'He has set off to walk to London,--all the way to London. His nag gone lame in riding out here this blessed afternoon, and comfortably littered down in our stable at this minute; and he giving up a good hot supper and our best bed, because Miss Haredale has gone to a masquerade up in town, and he has set his heart upon seeing her! I don't think I could persuade myself to do that, beautiful as she is,--but then I'm not in love (at least I don't think I am) and that's the whole difference.'
'He is in love then?' said the stranger.
'Rather,' replied Joe. 'He'll never be more in love, and may very easily be less.'
'Silence, sir!' cried his father.
'What a chap you are, Joe!' said Long Parkes.
'Such a inconsiderate lad!' murmured Tom Cobb.
'Putting himself forward and wringing the very nose off his own father's face!' exclaimed the parish-clerk, metaphorically.
'What HAVE I done?' reasoned poor Joe.
'Silence, sir!' returned his father, 'what do you mean by talking, when you see people that are more than two or three times your age, sitting still and silent and not dreaming of saying a word?'
'Why that's the proper time for me to talk, isn't it?' said Joe rebelliously.
'The proper time, sir!' retorted his father, 'the proper time's no time.'
'Ah to be sure!' muttered Parkes, nodding gravely to the other two who nodded likewise, observing under their breaths that that was the point.
'The proper time's no time, sir,' repeated John Willet; 'when I was your age I never talked, I never wanted to talk. I listened and improved myself that's what I did.'
'And you'd find your father rather a tough customer in argeyment, Joe, if anybody was to try and tackle him,' said Parkes.

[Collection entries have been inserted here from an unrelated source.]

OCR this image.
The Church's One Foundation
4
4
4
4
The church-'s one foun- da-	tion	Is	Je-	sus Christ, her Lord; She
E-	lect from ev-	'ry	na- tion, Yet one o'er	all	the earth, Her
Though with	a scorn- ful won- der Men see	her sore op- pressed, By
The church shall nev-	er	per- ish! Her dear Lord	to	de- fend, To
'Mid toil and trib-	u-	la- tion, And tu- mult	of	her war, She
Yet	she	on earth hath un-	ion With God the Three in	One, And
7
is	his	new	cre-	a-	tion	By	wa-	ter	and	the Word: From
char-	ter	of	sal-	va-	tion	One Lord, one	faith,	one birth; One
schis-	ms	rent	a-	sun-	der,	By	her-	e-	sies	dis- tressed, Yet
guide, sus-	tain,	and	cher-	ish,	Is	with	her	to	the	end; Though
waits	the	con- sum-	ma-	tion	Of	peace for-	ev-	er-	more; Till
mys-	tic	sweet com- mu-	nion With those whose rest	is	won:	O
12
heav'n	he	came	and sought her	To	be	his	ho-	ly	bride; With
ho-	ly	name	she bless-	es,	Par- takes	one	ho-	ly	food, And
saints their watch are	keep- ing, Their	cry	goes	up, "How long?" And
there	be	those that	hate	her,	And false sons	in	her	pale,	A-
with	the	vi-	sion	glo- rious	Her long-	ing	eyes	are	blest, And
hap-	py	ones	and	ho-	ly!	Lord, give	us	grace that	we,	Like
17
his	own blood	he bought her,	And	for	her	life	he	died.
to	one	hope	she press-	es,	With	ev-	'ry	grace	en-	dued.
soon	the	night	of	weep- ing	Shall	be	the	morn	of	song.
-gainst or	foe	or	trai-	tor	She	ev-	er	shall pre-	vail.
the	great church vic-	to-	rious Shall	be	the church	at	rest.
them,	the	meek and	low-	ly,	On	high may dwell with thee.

'For the matter o' that, Phil!' observed Mr Willet, blowing a long, thin, spiral cloud of smoke out of the corner of his mouth, and staring at it abstractedly as it floated away; 'For the matter o' that, Phil, argeyment is a gift of Natur. If Natur has gifted a man with powers of argeyment, a man has a right to make the best of 'em, and has not a right to stand on false delicacy, and deny that he is so gifted; for that is a turning of his back on Natur, a flouting of her, a slighting of her precious caskets, and a proving of one's self to be a swine that isn't worth her scattering pearls before.'
The landlord pausing here for a very long time, Mr Parkes naturally concluded that he had brought his discourse to an end; and therefore, turning to the young man with some austerity, exclaimed:
'You hear what your father says, Joe? You wouldn't much like to tackle him in argeyment, I'm thinking, sir.'
'IF,' said John Willet, turning his eyes from the ceiling to the face of his interrupter, and uttering the monosyllable in capitals, to apprise him that he had put in his oar, as the vulgar say, with unbecoming and irreverent haste; 'IF, sir, Natur has fixed upon me the gift of argeyment, why should I not own to it, and rather glory in the same? Yes, sir, I AM a tough customer that way. You are right, sir. My toughness has been proved, sir, in this room many and many a time, as I think you know; and if you don't know,' added John, putting his pipe in his mouth again, 'so much the better, for I an't proud and am not going to tell you.